Advanced: patient volume curves

Model seasonal appointment patterns — flu season spikes, elective surgery drops in summer:

tables = misata.generate(
    "Hospital with 2k patients — flu season surge November through February, "
    "elective surgery dip in August, steady growth overall",
    rows=2000,
    seed=42,
)

# Monthly appointment volume follows the seasonal pattern
import pandas as pd
appts = tables["appointments"].copy()
appts["month"] = pd.to_datetime(appts["scheduled_at"]).dt.month
print(appts.groupby("month").size())

Advanced: locale-aware generation

# Indian hospital — Indian names, regional diagnoses, INR billing
tables = misata.generate("Indian multi-specialty hospital with 1k patients", rows=1000)
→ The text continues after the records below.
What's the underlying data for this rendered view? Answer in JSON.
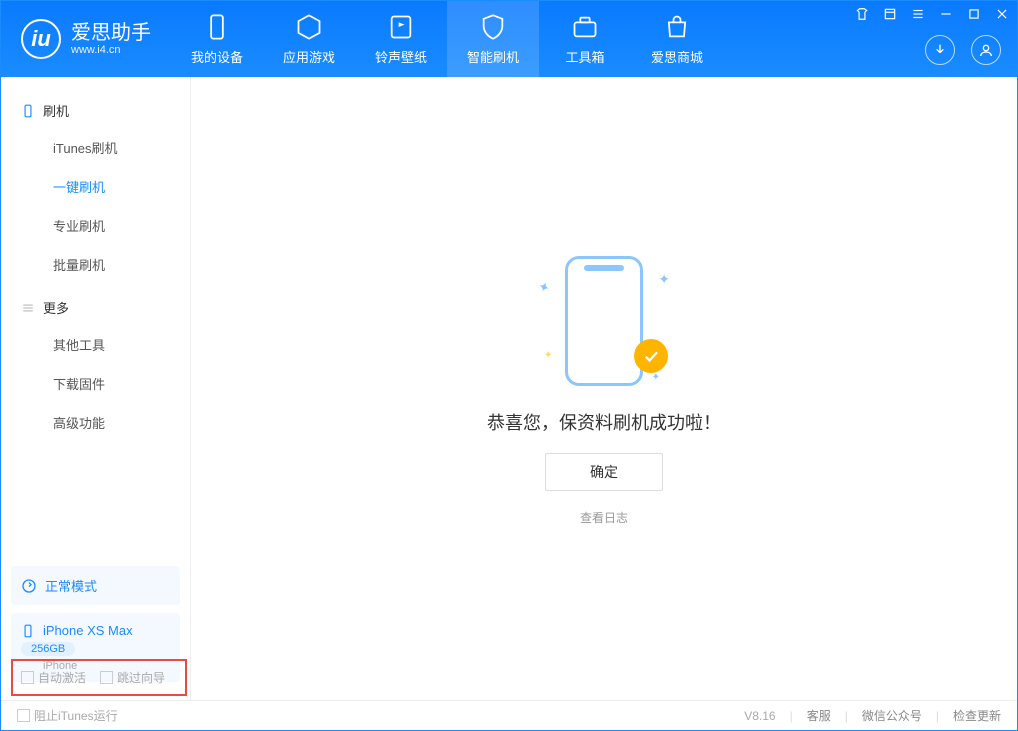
{
  "app": {
    "title": "爱思助手",
    "subtitle": "www.i4.cn"
  },
  "nav": {
    "items": [
      {
        "label": "我的设备"
      },
      {
        "label": "应用游戏"
      },
      {
        "label": "铃声壁纸"
      },
      {
        "label": "智能刷机"
      },
      {
        "label": "工具箱"
      },
      {
        "label": "爱思商城"
      }
    ]
  },
  "sidebar": {
    "section1": {
      "title": "刷机",
      "items": [
        "iTunes刷机",
        "一键刷机",
        "专业刷机",
        "批量刷机"
      ]
    },
    "section2": {
      "title": "更多",
      "items": [
        "其他工具",
        "下载固件",
        "高级功能"
      ]
    },
    "mode": "正常模式",
    "device": {
      "name": "iPhone XS Max",
      "storage": "256GB",
      "type": "iPhone"
    }
  },
  "main": {
    "message": "恭喜您，保资料刷机成功啦！",
    "ok": "确定",
    "view_log": "查看日志"
  },
  "options": {
    "auto_activate": "自动激活",
    "skip_guide": "跳过向导"
  },
  "statusbar": {
    "block_itunes": "阻止iTunes运行",
    "version": "V8.16",
    "links": [
      "客服",
      "微信公众号",
      "检查更新"
    ]
  }
}
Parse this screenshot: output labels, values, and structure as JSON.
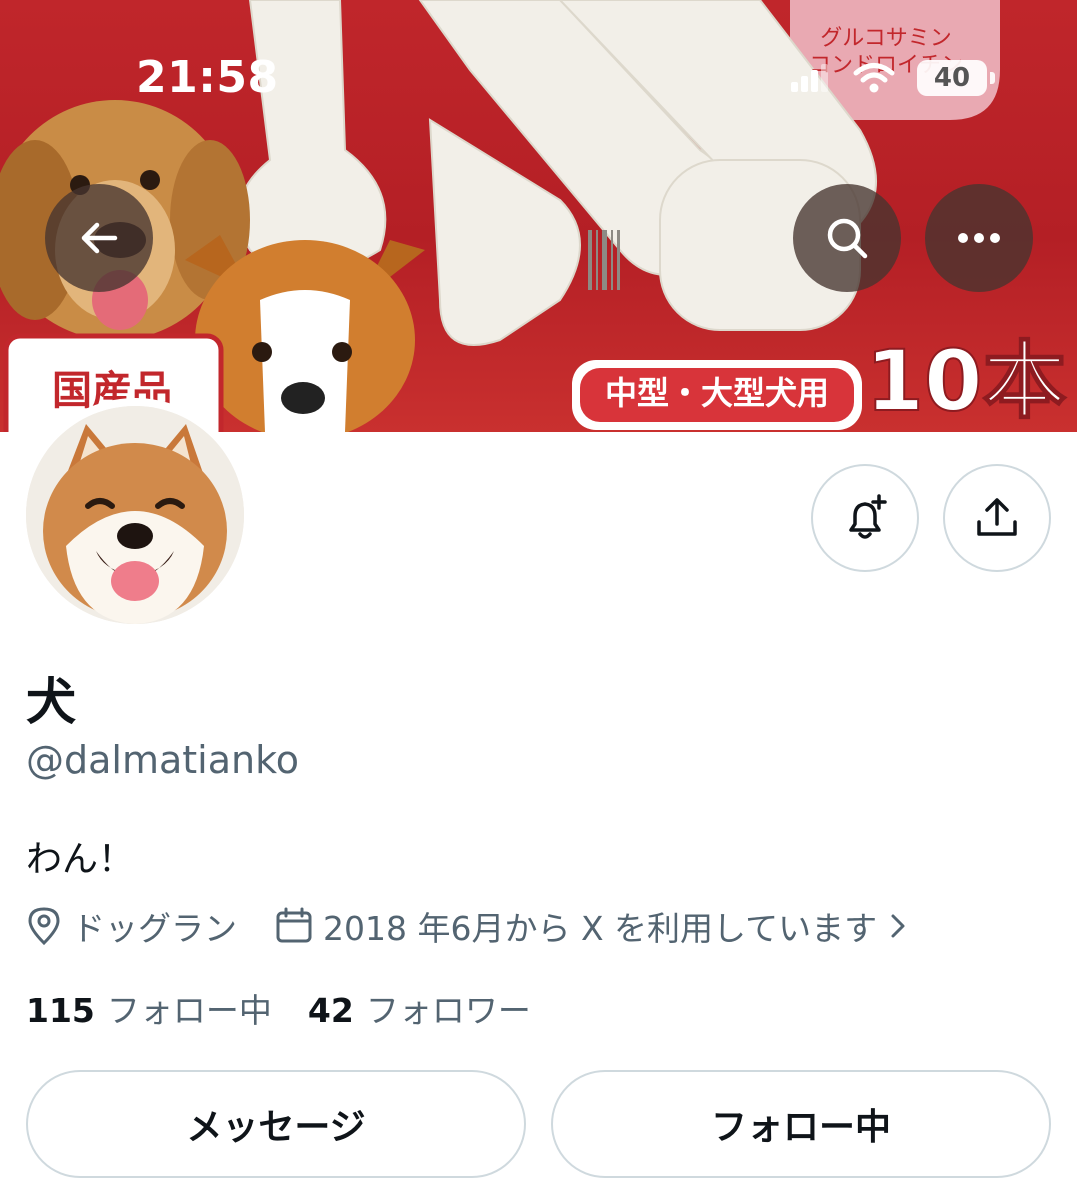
{
  "status_bar": {
    "time": "21:58",
    "battery": "40"
  },
  "banner": {
    "description_icon_names": [
      "back-arrow-icon",
      "search-icon",
      "more-icon"
    ],
    "label_product_size": "中型・大型犬用",
    "label_count": "10本",
    "label_domestic": "国産品",
    "label_ingredients_1": "グルコサミン",
    "label_ingredients_2": "コンドロイチン"
  },
  "profile": {
    "display_name": "犬",
    "handle": "@dalmatianko",
    "bio": "わん！",
    "location": "ドッグラン",
    "joined": "2018 年6月から X を利用しています",
    "following_count": "115",
    "following_label": "フォロー中",
    "followers_count": "42",
    "followers_label": "フォロワー"
  },
  "buttons": {
    "message": "メッセージ",
    "following": "フォロー中"
  },
  "colors": {
    "banner_red": "#b41f25",
    "text_primary": "#0f1419",
    "text_secondary": "#536471",
    "border": "#cfd9de"
  }
}
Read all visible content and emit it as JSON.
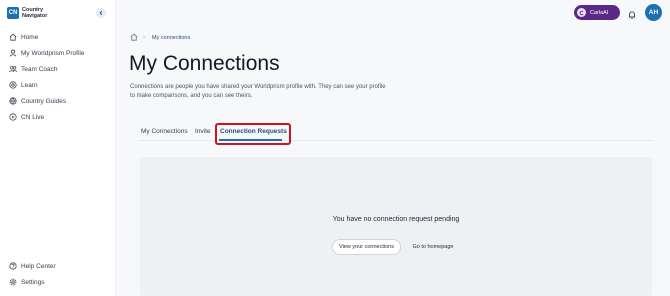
{
  "brand": {
    "mark": "CN",
    "line1": "Country",
    "line2": "Navigator"
  },
  "sidebar": {
    "items": [
      {
        "label": "Home",
        "icon": "home-icon"
      },
      {
        "label": "My Worldprism Profile",
        "icon": "user-icon"
      },
      {
        "label": "Team Coach",
        "icon": "team-icon"
      },
      {
        "label": "Learn",
        "icon": "learn-icon"
      },
      {
        "label": "Country Guides",
        "icon": "globe-icon"
      },
      {
        "label": "CN Live",
        "icon": "live-icon"
      }
    ],
    "bottom": [
      {
        "label": "Help Center",
        "icon": "help-icon"
      },
      {
        "label": "Settings",
        "icon": "gear-icon"
      }
    ]
  },
  "topbar": {
    "assistant_label": "CarlaAI",
    "avatar_initials": "AH"
  },
  "breadcrumb": {
    "current": "My connections"
  },
  "page": {
    "title": "My Connections",
    "description": "Connections are people you have shared your Worldprism profile with. They can see your profile to make comparisons, and you can see theirs."
  },
  "tabs": [
    {
      "label": "My Connections"
    },
    {
      "label": "Invite"
    },
    {
      "label": "Connection Requests",
      "active": true
    }
  ],
  "empty_state": {
    "message": "You have no connection request pending",
    "primary_button": "View your connections",
    "secondary_button": "Go to homepage"
  },
  "colors": {
    "accent": "#1f6fb5",
    "assistant": "#5b2a86",
    "highlight": "#d0141d"
  }
}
# German clinic — German names, German insurance providers
tables = misata.generate("German private clinic with 300 patients", rows=300)

Advanced: quality-guaranteed generation

tables = misata.generate(
    "Hospital with 1000 patients",
    min_quality_score=85,
    smart_correlations=True,  # auto-correlates age↔diagnosis frequency
    rows=1000,
    seed=42,
)

HIPAA-safe by design

All patient data is generated, never sampled from real records:

  • Names are generated from locale-appropriate name distributions
  • Dates of birth are statistically derived, not from real people
  • Diagnoses are drawn from ICD-10 category distributions, not real patient charts
  • Insurance provider names are synthetic

Safe for development, staging, ML training, and vendor demos without a BAA or privacy review.